Pirinç. 5 - İguanodon

İguanodonların ön ayakları arka bacaklardan dörtte bir oranında daha kısaydı. Başparmaklar, hayvanın kendisini yırtıcı hayvanlardan koruduğu dikenlerle donatılmıştı. Ön ayak parmaklarının en hareketli olanı küçük parmaklardı. İguanodonların koşamadığı, arka bacaklarının yalnızca yavaş yürümeye uyarlandığı, bu nedenle sıklıkla allosaurlar, tiranozorlar vb. Gibi yırtıcı hayvanların kurbanı oldukları unutulmamalıdır. Arka bacaklarda, modern tavuklar gibi üç parmak vardı ve onların omurga ve masif kuyruk güçlü tendonlarla destekleniyordu.

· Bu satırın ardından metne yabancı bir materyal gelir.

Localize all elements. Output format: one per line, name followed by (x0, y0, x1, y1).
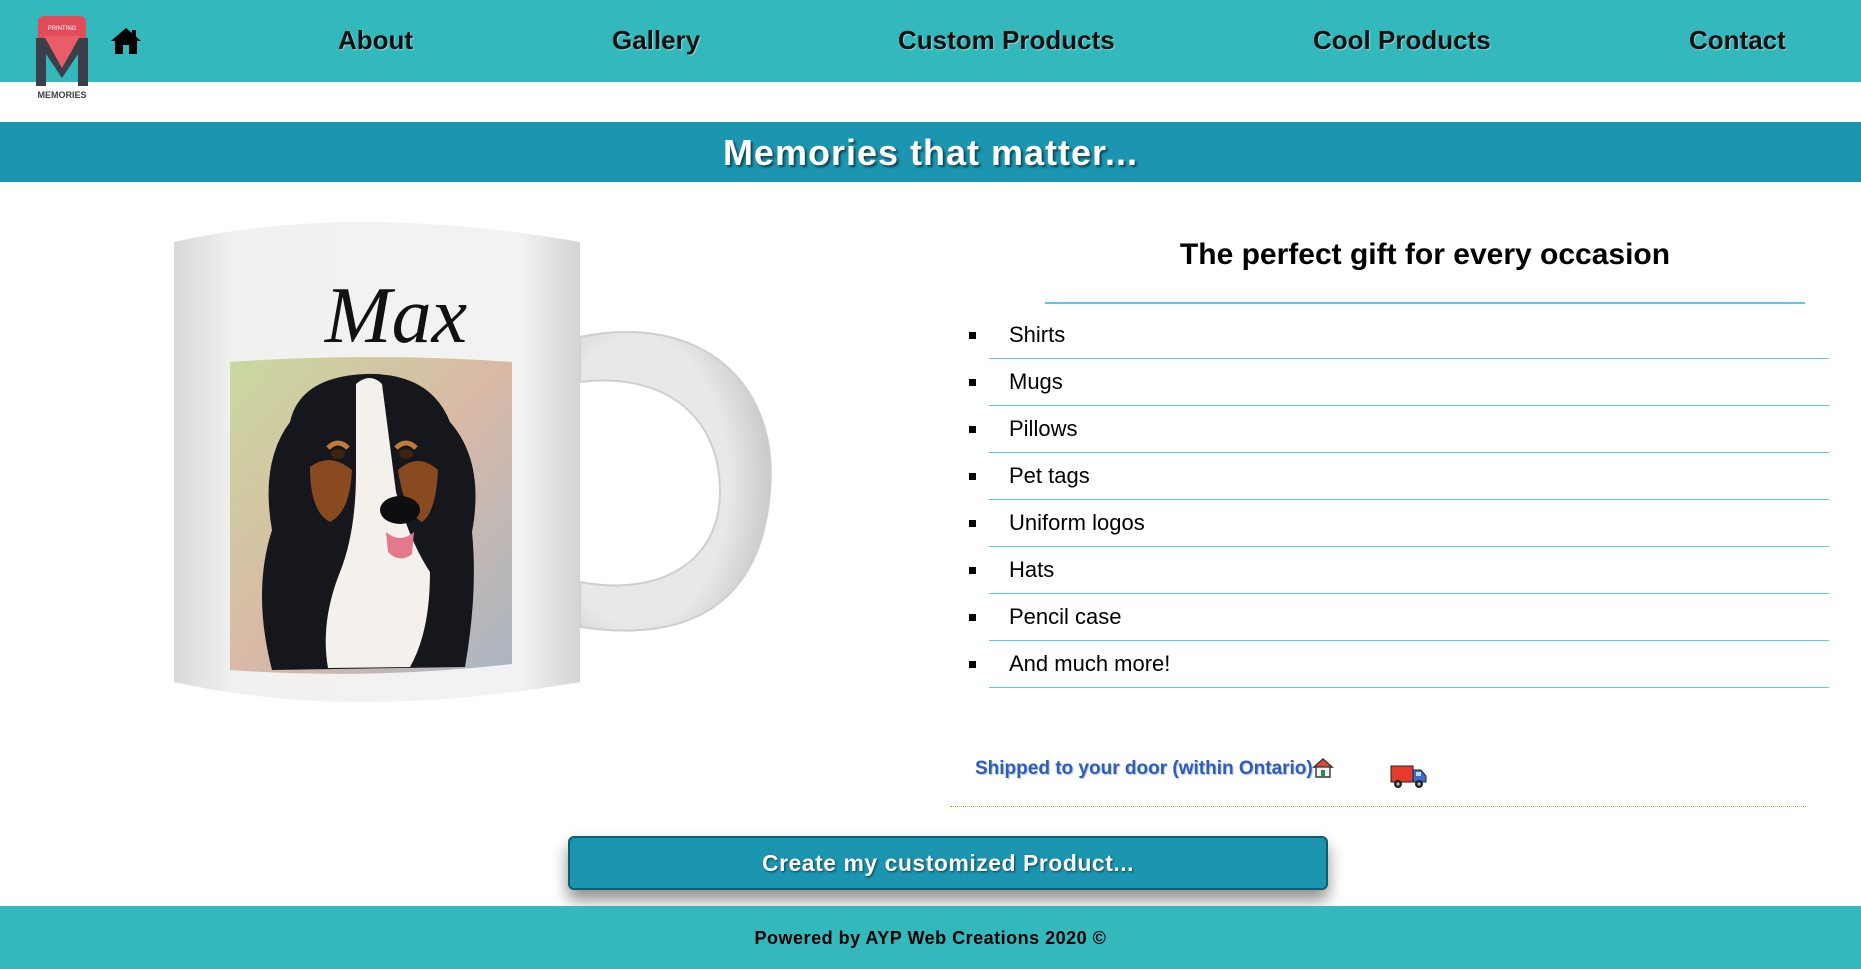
svg-text:PRINTING: PRINTING (48, 26, 77, 32)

Zamanımızda dinozorların sınıflandırılma sorunları

Pek çok bilim adamı, önceden tanımlanmış çok sayıda dinozorun daha önce var olmadığı konusunda ısrar ediyor, çünkü tanımlanmış bazı çeşitler, daha önce tanımlanmış türlerin kopyalarından başka bir şey değil. Aralarındaki farkın yalnızca ya daha erken ya da daha sonraki bir gelişim aşamasında olmalarıydı. Ayrıca oldukça büyük bir bilim insanı grubu, bulunan tüm dinozorların yaklaşık %50'sinin yanlış sınıflandırıldığı ve isimlendirildiği konusunda ısrar ediyor.

Dolayısıyla mevcut paleontologlar iki kampa ayrılıyor. Bazıları, antik sürüngenlerin bulunan kalıntılarının büyük bir kısmını, belirlenen önemli ve pek ayırt edici olmayan özelliklere dayanarak sürekli yeni türlere ayırmaya devam ederken, diğerleri daha önce açıklanan türlerin doğruluğundan tamamen şüphe ediyor.